3.4.2Het hof heeft in zijn eindarrest geoordeeld dat het uiteindelijk gegarandeerde kapitaal van € 363.702,-- bij een rekenrente van 4% een pensioen zou hebben opgeleverd van € 23.508,-- per jaar, en dat dit hoger is dan het pensioen van € 23.351,98 dat in de offerte voor het destijds geldende garantiekapitaal in het vooruitzicht is gesteld. Volgens het hof heeft [de cliënt] het risico geaccepteerd dat het ouderdomspensioen op dat laatste bedrag zou kunnen uitkomen, en heeft [de cliënt] onvoldoende onderbouwd dat hij bij het naleven van de zorgplicht op het punt van de rekenrente de beleggingsverzekering niet in deze vorm zou zijn aangegaan.
3.4.3De onderdelen klagen met recht dat dit oordeel zonder nadere motivering onbegrijpelijk is. [de cliënt] moest bij zijn beslissing over het aangaan van de beleggingsverzekering de kans op een hoger pensioen dan het gegarandeerde pensioen afwegen tegen het risico van een slechtere uitkomst. Voor deze afweging is niet alleen van belang tot welk bedrag [de cliënt] het risico van een slechtere uitkomst dan het gegarandeerde pensioen wilde accepteren, maar ook hoe groot hij de kans inschatte dat het pensioen op dat bedrag zou kunnen uitkomen, of – meer algemeen – zou kunnen uitkomen op een lager bedrag dan het gegarandeerde pensioen. Voor die inschatting is relevant dat het pensioen dat uit de beleggingsverzekering zou resulteren, niet uitsluitend afhing van het beleggingsrisico, maar mede van het rekenrenterisico. De uitkomst werd door de combinatie van deze risico’s immers onzekerder. Daarbij komt dat het rekenrenterisico, anders dan het beleggingsrisico, niet door een garantie was beperkt. Een en ander heeft het hof niet kenbaar betrokken in zijn oordeel.
3.4.4De klachten van het middel in het principale beroep tegen het oordeel van het hof dat Aon had mogen volstaan met scenario’s op basis van rekenrentes tussen de 4% en 6%, behoeven gelet op het voorgaande geen behandeling.

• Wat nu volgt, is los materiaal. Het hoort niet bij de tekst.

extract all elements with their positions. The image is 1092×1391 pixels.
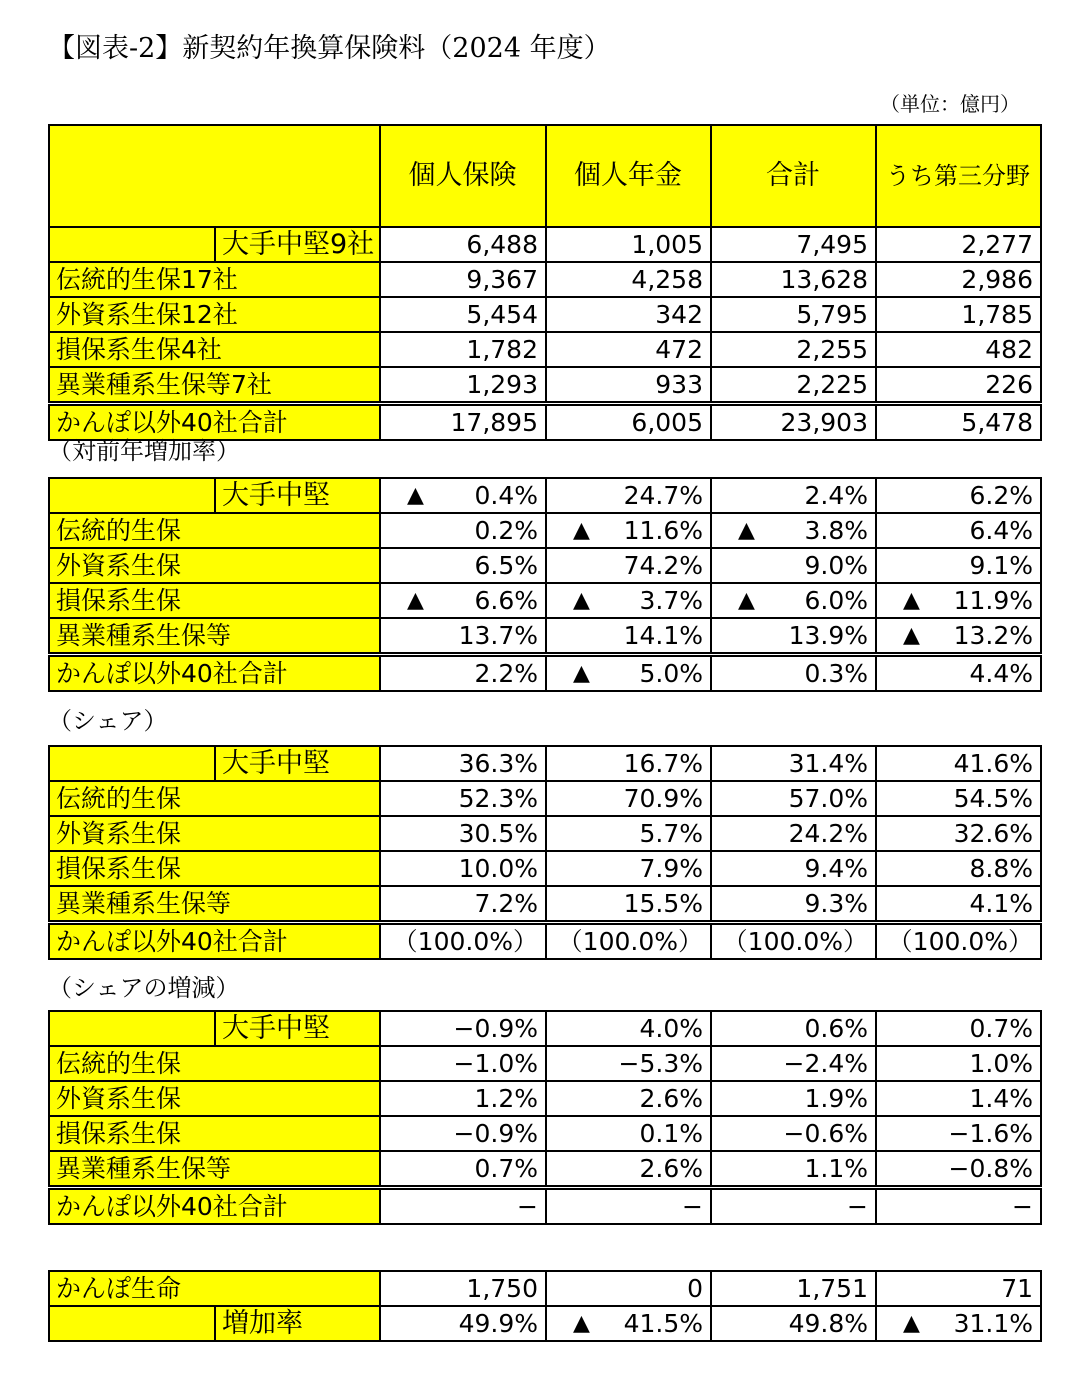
value-text: 6.6% xyxy=(474,586,538,615)
row-label: 伝統的生保 xyxy=(49,781,380,816)
value-text: 7.9% xyxy=(639,854,703,883)
share-change-table xyxy=(48,1010,1042,1225)
value-cell xyxy=(711,1271,876,1306)
value-text: 2,277 xyxy=(961,230,1033,259)
value-text: 49.8% xyxy=(788,1309,868,1338)
negative-triangle-icon: ▲ xyxy=(573,1311,590,1336)
row-label: 異業種系生保等 xyxy=(49,618,380,655)
negative-triangle-icon: ▲ xyxy=(903,623,920,648)
table-row xyxy=(49,746,1041,781)
value-cell xyxy=(711,548,876,583)
value-cell xyxy=(711,513,876,548)
row-label xyxy=(49,746,380,781)
value-cell xyxy=(546,367,711,404)
value-cell xyxy=(380,886,546,923)
value-cell xyxy=(380,1271,546,1306)
table-row xyxy=(49,513,1041,548)
value-cell xyxy=(876,1081,1041,1116)
kampo-rows xyxy=(49,1271,1041,1341)
row-label: かんぽ以外40社合計 xyxy=(49,655,380,692)
table-row xyxy=(49,297,1041,332)
value-cell xyxy=(380,816,546,851)
value-cell xyxy=(546,923,711,960)
value-text: 8.8% xyxy=(969,854,1033,883)
table-row xyxy=(49,618,1041,655)
value-text: 9.3% xyxy=(804,889,868,918)
value-text: 6.2% xyxy=(969,481,1033,510)
value-text: 4.4% xyxy=(969,659,1033,688)
value-text: −0.9% xyxy=(453,1119,538,1148)
value-text: 11.6% xyxy=(623,516,703,545)
table-row xyxy=(49,1116,1041,1151)
section-label-share-change: （シェアの増減） xyxy=(48,974,240,1002)
value-text: 30.5% xyxy=(458,819,538,848)
value-cell xyxy=(546,332,711,367)
value-cell xyxy=(876,1151,1041,1188)
value-text: 6.0% xyxy=(804,586,868,615)
share-rows xyxy=(49,746,1041,959)
row-label: 外資系生保 xyxy=(49,816,380,851)
value-text: 2.4% xyxy=(804,481,868,510)
value-cell xyxy=(876,1306,1041,1341)
value-cell xyxy=(546,816,711,851)
value-text: 1.9% xyxy=(804,1084,868,1113)
value-text: 41.6% xyxy=(953,749,1033,778)
value-cell xyxy=(876,655,1041,692)
value-cell xyxy=(876,332,1041,367)
row-label: かんぽ以外40社合計 xyxy=(49,1188,380,1225)
value-text: 9.0% xyxy=(804,551,868,580)
value-cell xyxy=(876,1271,1041,1306)
value-text: 36.3% xyxy=(458,749,538,778)
value-cell xyxy=(380,367,546,404)
value-cell xyxy=(380,513,546,548)
row-label-text: 大手中堅 xyxy=(214,746,380,781)
row-label xyxy=(49,1011,380,1046)
value-text: 2,986 xyxy=(961,265,1033,294)
value-cell xyxy=(546,583,711,618)
row-label xyxy=(49,478,380,513)
value-cell xyxy=(711,262,876,297)
value-text: − xyxy=(1012,1192,1033,1221)
row-label: 伝統的生保 xyxy=(49,1046,380,1081)
value-cell xyxy=(711,404,876,441)
value-cell xyxy=(876,746,1041,781)
value-cell xyxy=(380,262,546,297)
value-text: 24.2% xyxy=(788,819,868,848)
value-text: 54.5% xyxy=(953,784,1033,813)
col-header-third-sector: うち第三分野 xyxy=(876,125,1041,227)
value-cell xyxy=(711,886,876,923)
value-text: −1.6% xyxy=(948,1119,1033,1148)
value-cell xyxy=(546,886,711,923)
value-text: 6.5% xyxy=(474,551,538,580)
table-row xyxy=(49,1011,1041,1046)
value-text: 2.2% xyxy=(474,659,538,688)
value-cell xyxy=(876,548,1041,583)
row-label: かんぽ以外40社合計 xyxy=(49,923,380,960)
value-text: 2,255 xyxy=(796,335,868,364)
value-text: 1,293 xyxy=(466,370,538,399)
growth-table xyxy=(48,477,1042,692)
row-label: 伝統的生保 xyxy=(49,513,380,548)
value-text: −0.9% xyxy=(453,1014,538,1043)
value-cell xyxy=(380,297,546,332)
value-cell xyxy=(546,1271,711,1306)
value-cell xyxy=(380,1046,546,1081)
value-cell xyxy=(380,404,546,441)
value-cell xyxy=(711,332,876,367)
table-row xyxy=(49,478,1041,513)
negative-triangle-icon: ▲ xyxy=(407,483,424,508)
value-text: 342 xyxy=(655,300,703,329)
value-cell xyxy=(711,1151,876,1188)
kampo-table xyxy=(48,1270,1042,1342)
value-text: −0.8% xyxy=(948,1154,1033,1183)
value-text: 933 xyxy=(655,370,703,399)
value-text: 31.4% xyxy=(788,749,868,778)
table-row xyxy=(49,851,1041,886)
value-cell xyxy=(546,1116,711,1151)
section-label-share: （シェア） xyxy=(48,707,168,735)
value-cell xyxy=(546,262,711,297)
row-label: 外資系生保 xyxy=(49,1081,380,1116)
value-cell xyxy=(546,655,711,692)
share-change-rows xyxy=(49,1011,1041,1224)
value-text: 13,628 xyxy=(780,265,868,294)
value-text: 9,367 xyxy=(466,265,538,294)
value-cell xyxy=(876,404,1041,441)
amount-rows xyxy=(49,227,1041,440)
value-cell xyxy=(380,1306,546,1341)
share-table xyxy=(48,745,1042,960)
value-cell xyxy=(876,1116,1041,1151)
value-cell xyxy=(876,923,1041,960)
value-text: 74.2% xyxy=(623,551,703,580)
value-text: 5,454 xyxy=(466,300,538,329)
value-cell xyxy=(876,367,1041,404)
negative-triangle-icon: ▲ xyxy=(407,588,424,613)
value-cell xyxy=(546,746,711,781)
value-cell xyxy=(711,583,876,618)
value-text: 226 xyxy=(985,370,1033,399)
col-header-individual-annuity: 個人年金 xyxy=(546,125,711,227)
value-cell xyxy=(380,923,546,960)
value-cell xyxy=(546,1188,711,1225)
value-text: 13.7% xyxy=(458,621,538,650)
unit-label: （単位：億円） xyxy=(880,92,1020,116)
value-text: 6.4% xyxy=(969,516,1033,545)
value-text: 9.1% xyxy=(969,551,1033,580)
value-text: 11.9% xyxy=(953,586,1033,615)
col-header-total: 合計 xyxy=(711,125,876,227)
value-text: （100.0%） xyxy=(392,927,538,956)
value-text: 70.9% xyxy=(623,784,703,813)
value-text: 1.1% xyxy=(804,1154,868,1183)
value-cell xyxy=(876,513,1041,548)
value-text: 57.0% xyxy=(788,784,868,813)
value-cell xyxy=(380,851,546,886)
value-text: 0.7% xyxy=(969,1014,1033,1043)
value-cell xyxy=(876,262,1041,297)
table-row xyxy=(49,886,1041,923)
value-text: 32.6% xyxy=(953,819,1033,848)
value-cell xyxy=(711,1116,876,1151)
value-text: 0.2% xyxy=(474,516,538,545)
value-cell xyxy=(380,548,546,583)
value-cell xyxy=(546,1151,711,1188)
value-cell xyxy=(546,1081,711,1116)
growth-rows xyxy=(49,478,1041,691)
value-cell xyxy=(546,548,711,583)
value-text: 1,782 xyxy=(466,335,538,364)
value-text: 7.2% xyxy=(474,889,538,918)
value-text: 10.0% xyxy=(458,854,538,883)
value-text: 5.7% xyxy=(639,819,703,848)
amount-table xyxy=(48,124,1042,441)
value-cell xyxy=(546,513,711,548)
value-cell xyxy=(380,746,546,781)
value-text: −1.0% xyxy=(453,1049,538,1078)
value-text: 9.4% xyxy=(804,854,868,883)
row-label: 異業種系生保等 xyxy=(49,1151,380,1188)
value-text: （100.0%） xyxy=(887,927,1033,956)
table-row xyxy=(49,1151,1041,1188)
table-row xyxy=(49,404,1041,441)
table-row xyxy=(49,1306,1041,1341)
value-text: − xyxy=(517,1192,538,1221)
value-cell xyxy=(380,655,546,692)
value-cell xyxy=(546,478,711,513)
page-title: 【図表-2】新契約年換算保険料（2024 年度） xyxy=(48,33,611,64)
table-row xyxy=(49,367,1041,404)
value-text: 15.5% xyxy=(623,889,703,918)
negative-triangle-icon: ▲ xyxy=(573,661,590,686)
value-cell xyxy=(711,227,876,262)
row-label: かんぽ生命 xyxy=(49,1271,380,1306)
value-text: 5.0% xyxy=(639,659,703,688)
table-row xyxy=(49,548,1041,583)
value-text: 1,751 xyxy=(796,1274,868,1303)
value-text: （100.0%） xyxy=(722,927,868,956)
value-cell xyxy=(876,851,1041,886)
value-cell xyxy=(876,583,1041,618)
value-text: 4.0% xyxy=(639,1014,703,1043)
value-cell xyxy=(380,1151,546,1188)
value-cell xyxy=(876,1188,1041,1225)
value-cell xyxy=(546,781,711,816)
value-cell xyxy=(711,781,876,816)
value-cell xyxy=(876,816,1041,851)
negative-triangle-icon: ▲ xyxy=(738,518,755,543)
value-cell xyxy=(711,1011,876,1046)
row-label xyxy=(49,227,380,262)
table-row xyxy=(49,816,1041,851)
negative-triangle-icon: ▲ xyxy=(573,518,590,543)
value-text: −5.3% xyxy=(618,1049,703,1078)
value-cell xyxy=(380,1116,546,1151)
value-text: 6,488 xyxy=(466,230,538,259)
value-cell xyxy=(876,1011,1041,1046)
row-label xyxy=(49,1306,380,1341)
header-row xyxy=(49,125,1041,227)
value-text: 0.7% xyxy=(474,1154,538,1183)
value-cell xyxy=(876,227,1041,262)
row-label: 外資系生保 xyxy=(49,548,380,583)
value-text: 2.6% xyxy=(639,1154,703,1183)
row-label: 損保系生保4社 xyxy=(49,332,380,367)
table-row xyxy=(49,781,1041,816)
value-cell xyxy=(711,1046,876,1081)
value-text: 49.9% xyxy=(458,1309,538,1338)
value-text: 1.4% xyxy=(969,1084,1033,1113)
value-text: −2.4% xyxy=(783,1049,868,1078)
row-label-text: 大手中堅 xyxy=(214,1011,380,1046)
value-cell xyxy=(876,886,1041,923)
table-row xyxy=(49,1271,1041,1306)
value-text: 71 xyxy=(1001,1274,1033,1303)
value-cell xyxy=(380,1081,546,1116)
negative-triangle-icon: ▲ xyxy=(738,588,755,613)
value-text: 5,795 xyxy=(796,300,868,329)
table-row xyxy=(49,227,1041,262)
value-cell xyxy=(711,1081,876,1116)
value-cell xyxy=(876,297,1041,332)
value-text: 17,895 xyxy=(450,408,538,437)
value-cell xyxy=(711,1306,876,1341)
value-text: 1.0% xyxy=(969,1049,1033,1078)
value-cell xyxy=(876,618,1041,655)
value-text: − xyxy=(847,1192,868,1221)
value-text: 0.1% xyxy=(639,1119,703,1148)
negative-triangle-icon: ▲ xyxy=(903,588,920,613)
table-row xyxy=(49,583,1041,618)
table-row xyxy=(49,332,1041,367)
row-label: 損保系生保 xyxy=(49,1116,380,1151)
value-text: 31.1% xyxy=(953,1309,1033,1338)
value-cell xyxy=(546,1046,711,1081)
row-label: 伝統的生保17社 xyxy=(49,262,380,297)
row-label-text: 大手中堅9社 xyxy=(214,227,380,262)
value-text: 23,903 xyxy=(780,408,868,437)
value-text: 3.7% xyxy=(639,586,703,615)
value-cell xyxy=(711,746,876,781)
value-text: 52.3% xyxy=(458,784,538,813)
row-label-text: 大手中堅 xyxy=(214,478,380,513)
col-header-individual-insurance: 個人保険 xyxy=(380,125,546,227)
value-text: 7,495 xyxy=(796,230,868,259)
value-cell xyxy=(711,367,876,404)
value-text: 4.1% xyxy=(969,889,1033,918)
value-cell xyxy=(380,618,546,655)
value-cell xyxy=(711,923,876,960)
value-text: 16.7% xyxy=(623,749,703,778)
table-row xyxy=(49,923,1041,960)
value-text: 2,225 xyxy=(796,370,868,399)
value-text: 472 xyxy=(655,335,703,364)
value-text: 1,750 xyxy=(466,1274,538,1303)
value-text: 24.7% xyxy=(623,481,703,510)
value-cell xyxy=(380,227,546,262)
value-cell xyxy=(546,851,711,886)
value-cell xyxy=(876,1046,1041,1081)
table-row xyxy=(49,1188,1041,1225)
value-text: 0.3% xyxy=(804,659,868,688)
value-text: 6,005 xyxy=(631,408,703,437)
value-text: 1,785 xyxy=(961,300,1033,329)
value-text: 2.6% xyxy=(639,1084,703,1113)
value-cell xyxy=(711,1188,876,1225)
value-text: 0.4% xyxy=(474,481,538,510)
row-label: 損保系生保 xyxy=(49,851,380,886)
value-text: 4,258 xyxy=(631,265,703,294)
value-cell xyxy=(380,1188,546,1225)
value-text: （100.0%） xyxy=(557,927,703,956)
negative-triangle-icon: ▲ xyxy=(573,588,590,613)
table-row xyxy=(49,655,1041,692)
table-row xyxy=(49,1046,1041,1081)
value-cell xyxy=(546,404,711,441)
value-text: 482 xyxy=(985,335,1033,364)
value-text: 13.2% xyxy=(953,621,1033,650)
value-cell xyxy=(380,478,546,513)
value-cell xyxy=(876,781,1041,816)
row-label: 異業種系生保等 xyxy=(49,886,380,923)
value-cell xyxy=(380,583,546,618)
value-text: 0 xyxy=(687,1274,703,1303)
header-corner xyxy=(49,125,380,227)
value-text: 0.6% xyxy=(804,1014,868,1043)
row-label: かんぽ以外40社合計 xyxy=(49,404,380,441)
value-cell xyxy=(711,478,876,513)
value-cell xyxy=(711,297,876,332)
value-text: 1,005 xyxy=(631,230,703,259)
value-cell xyxy=(380,781,546,816)
value-cell xyxy=(546,297,711,332)
table-row xyxy=(49,1081,1041,1116)
negative-triangle-icon: ▲ xyxy=(903,1311,920,1336)
value-text: 41.5% xyxy=(623,1309,703,1338)
value-cell xyxy=(711,655,876,692)
value-cell xyxy=(876,478,1041,513)
table-row xyxy=(49,262,1041,297)
value-cell xyxy=(380,332,546,367)
row-label-text: 増加率 xyxy=(214,1306,380,1341)
value-cell xyxy=(546,1306,711,1341)
value-text: 5,478 xyxy=(961,408,1033,437)
value-cell xyxy=(711,618,876,655)
value-text: 3.8% xyxy=(804,516,868,545)
value-text: −0.6% xyxy=(783,1119,868,1148)
value-cell xyxy=(711,816,876,851)
value-text: 13.9% xyxy=(788,621,868,650)
value-cell xyxy=(546,1011,711,1046)
row-label: 損保系生保 xyxy=(49,583,380,618)
section-label-growth: （対前年増加率） xyxy=(48,437,240,465)
value-cell xyxy=(546,618,711,655)
value-cell xyxy=(380,1011,546,1046)
row-label: 外資系生保12社 xyxy=(49,297,380,332)
value-cell xyxy=(711,851,876,886)
value-cell xyxy=(546,227,711,262)
value-text: − xyxy=(682,1192,703,1221)
row-label: 異業種系生保等7社 xyxy=(49,367,380,404)
value-text: 14.1% xyxy=(623,621,703,650)
value-text: 1.2% xyxy=(474,1084,538,1113)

3.5.1Onderdeel 2.2 van het middel in het principale beroep is gericht tegen de oordelen van het hof in het eindarrest dat de provisie onder het ten tijde van het aangaan van de beleggingsverzekering geldende recht uitsluitend een kwestie was tussen de verzekeraar en de assurantietussenpersoon en dat [de cliënt] daar als verzekerde buiten stond, en dat de eerste kosten uitsluitend een kwestie waren tussen [de cliënt] en Delta Lloyd.
3.5.2De klachten van het onderdeel falen. Het oordeel van het hof geeft naar de destijds geldende regels geen blijk van een onjuiste rechtsopvatting en behoefde geen nadere motivering.